Twenty minutes later, Vinnie leaned down to view Jack’s handiwork. “It’s looking good to me,” he said.

Jack straightened up, pleased. The field looked like an anatomy textbook illustration of the course of the vertebral arteries, particularly at the base of the skull. “Can you see the bluish discoloration and swelling around the S-curves on both sides?” Jack asked.

“Come around to get a better look.”

Vinnie traded places with Jack. From that vantage point he could see what Jack was referring to. Each vertebral artery had a two- to three-inch section with a swollen bluish cast, the right slightly more pronounced than the left. “What do you think it is?” Vinnie said.

Jack shrugged. “Looks to me like an injury of some kind, but since there was zero bruising on her neck, it’s a bit strange. In fact, she had no signs of trauma of any form.

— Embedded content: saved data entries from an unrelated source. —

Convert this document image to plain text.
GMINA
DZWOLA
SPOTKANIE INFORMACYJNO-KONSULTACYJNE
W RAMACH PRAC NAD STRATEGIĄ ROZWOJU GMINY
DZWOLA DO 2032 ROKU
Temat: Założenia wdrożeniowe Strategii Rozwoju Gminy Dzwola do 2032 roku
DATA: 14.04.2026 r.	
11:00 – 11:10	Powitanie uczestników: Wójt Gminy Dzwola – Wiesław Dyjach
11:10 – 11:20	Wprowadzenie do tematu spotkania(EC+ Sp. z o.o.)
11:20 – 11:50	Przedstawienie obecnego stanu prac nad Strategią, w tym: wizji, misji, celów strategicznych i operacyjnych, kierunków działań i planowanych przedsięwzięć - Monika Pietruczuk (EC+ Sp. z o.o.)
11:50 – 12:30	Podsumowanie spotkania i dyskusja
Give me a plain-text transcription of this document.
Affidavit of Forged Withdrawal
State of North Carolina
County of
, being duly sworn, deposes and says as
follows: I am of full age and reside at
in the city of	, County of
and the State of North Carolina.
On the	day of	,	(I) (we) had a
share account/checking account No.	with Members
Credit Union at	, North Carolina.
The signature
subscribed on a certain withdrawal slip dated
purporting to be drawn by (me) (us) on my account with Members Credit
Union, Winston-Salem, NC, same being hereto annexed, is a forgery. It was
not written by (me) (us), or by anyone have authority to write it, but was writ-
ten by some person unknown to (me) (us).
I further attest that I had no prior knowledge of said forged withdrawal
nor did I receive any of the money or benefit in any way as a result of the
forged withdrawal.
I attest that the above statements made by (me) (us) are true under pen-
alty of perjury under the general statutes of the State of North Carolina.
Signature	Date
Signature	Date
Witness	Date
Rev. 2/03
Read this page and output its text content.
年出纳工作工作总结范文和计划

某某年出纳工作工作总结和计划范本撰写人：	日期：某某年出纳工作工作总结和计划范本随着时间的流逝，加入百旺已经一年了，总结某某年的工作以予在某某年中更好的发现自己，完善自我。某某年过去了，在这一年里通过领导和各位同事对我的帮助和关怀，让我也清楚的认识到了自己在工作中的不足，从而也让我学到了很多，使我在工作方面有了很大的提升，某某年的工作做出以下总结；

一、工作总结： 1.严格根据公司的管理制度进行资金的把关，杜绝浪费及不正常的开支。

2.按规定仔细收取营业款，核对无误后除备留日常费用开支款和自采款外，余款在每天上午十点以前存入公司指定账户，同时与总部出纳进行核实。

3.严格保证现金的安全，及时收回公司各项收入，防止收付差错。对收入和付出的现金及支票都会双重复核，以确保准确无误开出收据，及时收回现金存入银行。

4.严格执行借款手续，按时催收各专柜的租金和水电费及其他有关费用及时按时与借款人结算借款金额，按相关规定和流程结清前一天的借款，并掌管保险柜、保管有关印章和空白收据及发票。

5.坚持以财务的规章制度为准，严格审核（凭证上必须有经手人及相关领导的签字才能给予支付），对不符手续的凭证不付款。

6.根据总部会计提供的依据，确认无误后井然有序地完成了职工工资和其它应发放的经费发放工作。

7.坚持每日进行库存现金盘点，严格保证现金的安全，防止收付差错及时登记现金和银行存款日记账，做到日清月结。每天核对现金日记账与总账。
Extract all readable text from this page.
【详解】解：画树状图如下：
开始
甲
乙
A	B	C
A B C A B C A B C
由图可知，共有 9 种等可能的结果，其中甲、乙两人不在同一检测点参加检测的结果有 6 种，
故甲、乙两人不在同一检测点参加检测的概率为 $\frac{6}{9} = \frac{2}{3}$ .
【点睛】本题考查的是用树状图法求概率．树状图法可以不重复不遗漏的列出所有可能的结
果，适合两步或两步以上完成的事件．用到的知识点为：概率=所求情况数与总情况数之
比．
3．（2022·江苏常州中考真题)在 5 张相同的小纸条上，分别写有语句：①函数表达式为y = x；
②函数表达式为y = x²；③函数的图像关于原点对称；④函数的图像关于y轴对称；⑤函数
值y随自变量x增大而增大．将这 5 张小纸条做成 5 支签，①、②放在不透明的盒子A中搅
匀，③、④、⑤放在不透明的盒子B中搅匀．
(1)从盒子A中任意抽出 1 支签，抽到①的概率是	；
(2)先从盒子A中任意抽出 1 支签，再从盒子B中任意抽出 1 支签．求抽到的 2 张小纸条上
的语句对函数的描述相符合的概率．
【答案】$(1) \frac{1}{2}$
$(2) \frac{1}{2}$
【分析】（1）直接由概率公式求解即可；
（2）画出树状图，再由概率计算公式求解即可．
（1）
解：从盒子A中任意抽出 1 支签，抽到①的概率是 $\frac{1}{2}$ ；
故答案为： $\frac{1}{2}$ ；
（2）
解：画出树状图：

And it’s peculiar how symmetrical it is.”

“Could it be a whiplash injury, something like that?”

“I suppose it could, but there’d be the history of the automobile accident. When I glanced through the medicolegal investigation report, there’d been no mention of any auto accident. I think I might be in for a bit of investigative work myself. There has to be an explanation.”

“What now?”

“More photos,” Jack said, reaching for the digital camera. “Then we’re going to remove both arteries and check the interiors.”

Ten minutes later Jack had the vessels on the cutting board with the brain. They looked like two small headless red snakes who’d swallowed something blue. The discoloration was more apparent than when the arteries had been in situ.

“Here goes nothing,” Jack said. Steadying each blood vessel between the thumb and forefinger of his left hand, he used his right to make a careful incision through one side of each artery’s wall. He then opened both of them lengthwise, spreading them out on the cutting board inside out.

“Would you look at that?” he said, still holding the scalpel.